清晨,小竹林里带著一丝雾气,空气中瀰漫著一股淡淡的清香。
琉璃站在不远处,她看向对面正在对练的两人,看著看著就困了。
小姐真的变了,小姐再也不是之前那个跟她一起赖床的小姐了。
或许天才就是这样吧。
琉璃尽力地撑开眼皮,她还是觉得她家小姐的动作更好看,够轻盈,而且姿態舒展。
大师兄也不错,但相对於小姐来说就有些笨拙了。
她看著看著就闭上了眼睛。
翠竹旁的季朝汐握著重剑,额角的碎发有些湿,她紧紧皱著眉,剑直接朝前面的人刺去。
一股无法抗拒的力直接扣住了她的剑,她的虎口一麻,重剑直挺挺地插进了旁边的竹竿里。
季朝汐:……
她没跟面前的人说话,立马把重剑捡了回来,两柄重剑在空中交错,发出一阵碰撞声,四周的竹叶被两人刺得漫天飞扬。

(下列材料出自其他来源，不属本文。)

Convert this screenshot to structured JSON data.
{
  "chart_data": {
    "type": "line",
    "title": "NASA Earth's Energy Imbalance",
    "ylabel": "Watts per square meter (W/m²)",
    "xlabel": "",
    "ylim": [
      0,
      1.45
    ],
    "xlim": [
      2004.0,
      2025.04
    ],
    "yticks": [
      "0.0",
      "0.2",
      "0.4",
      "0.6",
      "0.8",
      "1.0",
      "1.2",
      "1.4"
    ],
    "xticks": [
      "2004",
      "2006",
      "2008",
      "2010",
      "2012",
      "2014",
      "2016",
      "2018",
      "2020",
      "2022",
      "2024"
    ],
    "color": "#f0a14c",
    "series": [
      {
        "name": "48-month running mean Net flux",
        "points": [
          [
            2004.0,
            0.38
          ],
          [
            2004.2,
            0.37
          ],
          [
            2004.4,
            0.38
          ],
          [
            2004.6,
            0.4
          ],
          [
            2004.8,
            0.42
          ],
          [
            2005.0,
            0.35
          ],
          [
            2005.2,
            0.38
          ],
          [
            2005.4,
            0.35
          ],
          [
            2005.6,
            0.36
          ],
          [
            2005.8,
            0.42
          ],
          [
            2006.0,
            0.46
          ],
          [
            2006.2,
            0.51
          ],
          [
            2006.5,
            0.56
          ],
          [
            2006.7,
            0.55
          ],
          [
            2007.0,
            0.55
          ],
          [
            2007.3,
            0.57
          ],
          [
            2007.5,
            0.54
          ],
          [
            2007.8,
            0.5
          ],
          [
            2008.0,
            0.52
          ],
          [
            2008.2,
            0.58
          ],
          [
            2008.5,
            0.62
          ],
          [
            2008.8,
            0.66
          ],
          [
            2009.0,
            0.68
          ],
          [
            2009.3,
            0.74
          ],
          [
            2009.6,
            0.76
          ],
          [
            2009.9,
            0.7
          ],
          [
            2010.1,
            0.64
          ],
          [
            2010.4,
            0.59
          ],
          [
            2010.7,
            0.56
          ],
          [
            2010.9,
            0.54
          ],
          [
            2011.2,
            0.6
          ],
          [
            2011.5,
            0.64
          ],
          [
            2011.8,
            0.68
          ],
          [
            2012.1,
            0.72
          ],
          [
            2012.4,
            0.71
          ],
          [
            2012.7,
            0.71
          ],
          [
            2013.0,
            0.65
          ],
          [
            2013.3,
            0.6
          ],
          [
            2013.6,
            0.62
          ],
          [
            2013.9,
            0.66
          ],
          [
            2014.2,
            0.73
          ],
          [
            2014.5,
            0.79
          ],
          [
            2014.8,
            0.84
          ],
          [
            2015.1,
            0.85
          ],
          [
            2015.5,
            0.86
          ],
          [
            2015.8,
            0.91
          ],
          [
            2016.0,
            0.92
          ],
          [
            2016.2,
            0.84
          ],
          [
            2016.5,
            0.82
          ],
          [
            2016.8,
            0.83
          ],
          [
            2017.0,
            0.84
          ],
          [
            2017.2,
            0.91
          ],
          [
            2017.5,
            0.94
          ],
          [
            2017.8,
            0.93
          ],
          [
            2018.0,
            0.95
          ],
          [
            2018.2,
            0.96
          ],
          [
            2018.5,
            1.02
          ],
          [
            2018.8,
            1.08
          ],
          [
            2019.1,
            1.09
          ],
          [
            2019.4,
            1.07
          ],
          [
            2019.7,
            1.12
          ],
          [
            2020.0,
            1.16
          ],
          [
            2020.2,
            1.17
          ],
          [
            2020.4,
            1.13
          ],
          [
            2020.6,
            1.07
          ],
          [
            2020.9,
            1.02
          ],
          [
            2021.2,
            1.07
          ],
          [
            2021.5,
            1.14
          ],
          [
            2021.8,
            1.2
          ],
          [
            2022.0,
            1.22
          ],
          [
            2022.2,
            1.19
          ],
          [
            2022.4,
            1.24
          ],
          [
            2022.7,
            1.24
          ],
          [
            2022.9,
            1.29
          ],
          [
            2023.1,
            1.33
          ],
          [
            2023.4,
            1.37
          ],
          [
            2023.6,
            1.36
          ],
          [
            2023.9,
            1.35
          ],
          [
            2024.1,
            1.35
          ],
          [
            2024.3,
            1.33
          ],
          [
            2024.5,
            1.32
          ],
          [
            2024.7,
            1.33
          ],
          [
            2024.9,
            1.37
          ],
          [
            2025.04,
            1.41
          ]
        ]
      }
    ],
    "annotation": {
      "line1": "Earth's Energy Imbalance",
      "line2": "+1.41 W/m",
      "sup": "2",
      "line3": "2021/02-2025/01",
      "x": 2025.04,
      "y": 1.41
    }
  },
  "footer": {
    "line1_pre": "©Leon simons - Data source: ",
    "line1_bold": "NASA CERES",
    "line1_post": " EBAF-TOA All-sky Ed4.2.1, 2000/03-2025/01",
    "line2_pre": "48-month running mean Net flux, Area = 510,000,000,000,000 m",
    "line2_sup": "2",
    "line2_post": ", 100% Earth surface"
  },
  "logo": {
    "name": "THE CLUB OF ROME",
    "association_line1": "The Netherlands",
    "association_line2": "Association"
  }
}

季朝汐立马发现了对面温书白的破绽,顺势而上,重剑直接抵住了温书白的喉咙。
“我贏了!”
季朝汐挑了挑眉,得意地看著他。
温书白停下来,他任由剑尖指著自己,眼里带著笑意:“小师妹越来越厉害了。”
旁边也有其他弟子在练剑,都是刚来不久的弟子。
宗门大考是阶梯式的,按入宗的时间来划分。
不远处的顾无忧生无可恋地看著这一幕。
也就是说季朝汐可能会是他的对手……
他真的要完蛋了。
周围的弟子也在努力练习著,温书白擦了擦季朝汐额头上的汗,轻声道:“小师妹明天要继续练吗”
季朝汐用力点了点头。
当然了,就算是天才,也不能懈怠。
入宗五年內的弟子一起考,季朝汐找了好几个人跟她一对一测试,她全贏了。
她对自己的实力有了更深刻的理解。
季朝汐感受到了旁边顾无忧的眼神,她没有在意,或许每个天才都会经歷这种羡慕又妒忌的眼神吧。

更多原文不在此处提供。